Dalam laporan NCBI pada tahun 2011, kleptomania merupakan gangguan kejiwaan yang menjangkiti 6 dari 1000 orang diseluruh dunia. Di Amerika sendiri pengidap penyakit ini sekitar 1,2 juta orang. Kleptomania adalah sejenis gangguan jiwa yang diakibatkan oleh gangguan biologis maupun psikologis. Secara psikologis, penderita kleptomania bisa jadi karena salah asuh, meskipun penyakit ini masih belum ditemukan penyebab utamanya hingga hari ini.
Secara naluriah, setiap orang memang telah diberikan kecenderungan untuk memiliki segala sesuatu dalam hidup ini, baik barang kecil maupun barang yang berharga tinggi. Kecenderungan ini setiap saat akan muncul dalam diri seseorang. Itulah mengapa penyakit kleptomania ini sangat disadari oleh penderitanya.
Hanya saja dalam kasus kleptomania, dorongan naluri lebih dominan dibandingkan rasionalitasnya. Secara naluriah, penyakit kleptomania mirip dengan kecenderungan makan seekor binatang. Sebab binatang jika hendak makan, maka dia akan mengikuti nalurinya, dimana ada makanan disitu ia makan. Tak lagi berfikir milik siapa makanan itu, sebab binatang tidak diberikan akal oleh Allah.
Secara internal pola penyembuhan penyakit jiwa ini adalah dengan munculnya pemahaman, kesadaran, komitmen serta konsistensi spiritual. Potensi internal ini mesti ditumbuhkan dalam setiap diri secara terus menerus.
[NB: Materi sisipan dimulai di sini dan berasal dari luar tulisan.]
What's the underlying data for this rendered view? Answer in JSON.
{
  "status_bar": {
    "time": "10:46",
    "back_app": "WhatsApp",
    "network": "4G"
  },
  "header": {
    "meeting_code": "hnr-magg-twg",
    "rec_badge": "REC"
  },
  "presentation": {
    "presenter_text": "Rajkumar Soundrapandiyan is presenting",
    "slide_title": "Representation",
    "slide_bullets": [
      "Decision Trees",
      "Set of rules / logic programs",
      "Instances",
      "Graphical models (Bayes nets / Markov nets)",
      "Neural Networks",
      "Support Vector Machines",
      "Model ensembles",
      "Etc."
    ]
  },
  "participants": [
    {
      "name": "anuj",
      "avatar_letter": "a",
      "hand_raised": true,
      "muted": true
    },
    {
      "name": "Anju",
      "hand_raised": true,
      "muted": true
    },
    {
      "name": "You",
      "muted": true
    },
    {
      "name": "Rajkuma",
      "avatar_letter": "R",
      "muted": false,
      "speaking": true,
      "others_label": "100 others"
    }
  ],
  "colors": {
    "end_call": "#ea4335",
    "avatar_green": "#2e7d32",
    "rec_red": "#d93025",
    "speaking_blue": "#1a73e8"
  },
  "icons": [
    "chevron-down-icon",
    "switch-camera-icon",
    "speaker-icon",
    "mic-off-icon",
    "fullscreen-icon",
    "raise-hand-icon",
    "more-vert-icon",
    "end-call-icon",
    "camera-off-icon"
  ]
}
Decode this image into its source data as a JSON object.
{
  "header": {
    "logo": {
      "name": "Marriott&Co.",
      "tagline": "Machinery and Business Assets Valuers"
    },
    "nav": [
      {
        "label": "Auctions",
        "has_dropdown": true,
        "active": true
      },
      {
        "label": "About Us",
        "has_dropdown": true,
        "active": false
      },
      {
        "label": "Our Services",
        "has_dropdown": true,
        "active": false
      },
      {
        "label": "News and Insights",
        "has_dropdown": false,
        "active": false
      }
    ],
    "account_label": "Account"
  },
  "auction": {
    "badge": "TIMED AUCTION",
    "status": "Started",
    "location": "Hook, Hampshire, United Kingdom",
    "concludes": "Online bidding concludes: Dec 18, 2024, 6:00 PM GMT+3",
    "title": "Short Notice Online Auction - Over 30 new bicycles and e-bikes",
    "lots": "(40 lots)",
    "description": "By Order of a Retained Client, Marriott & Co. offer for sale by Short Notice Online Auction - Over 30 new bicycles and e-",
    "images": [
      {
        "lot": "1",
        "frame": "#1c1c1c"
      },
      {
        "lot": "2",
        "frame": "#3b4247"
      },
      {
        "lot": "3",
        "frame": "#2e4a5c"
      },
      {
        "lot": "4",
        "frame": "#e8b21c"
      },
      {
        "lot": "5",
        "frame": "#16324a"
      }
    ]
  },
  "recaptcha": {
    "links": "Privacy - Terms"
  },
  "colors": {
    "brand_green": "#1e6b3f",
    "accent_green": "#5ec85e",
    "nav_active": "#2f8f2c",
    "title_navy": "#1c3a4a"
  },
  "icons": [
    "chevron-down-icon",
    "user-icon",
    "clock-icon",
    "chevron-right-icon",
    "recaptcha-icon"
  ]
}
Secara eksternal, penyakit jiwa ini akan bisa disembuhkan dengan adanya komunitas yang terus mendukung penyembuhannya dan selalu mengingatkan jika dilakukan atau sering disebut sebagai kontrol masyarakat.
Lebih fundamental lagi adalah harus ada sistem politik yang berdasarkan nilai-nilai spiritual. Sayangnya justru sistem demokrasi yang membuka peluang lebar bagi tumbuhkembang budaya korupsi terus dipertahankan.
Maka, hukuman apa yang layak untuk seorang pengkhianat ???
(AhmadSastra,KotaHujan,23/09/19 : 09.48 WIB)
Posting Komentar untuk "Imam Syafi'i, Imam Maliki, Imam Hanafi, Imam Hambali Semua Mengharamkan Korupsi! Kecuali Imam Nahrawi"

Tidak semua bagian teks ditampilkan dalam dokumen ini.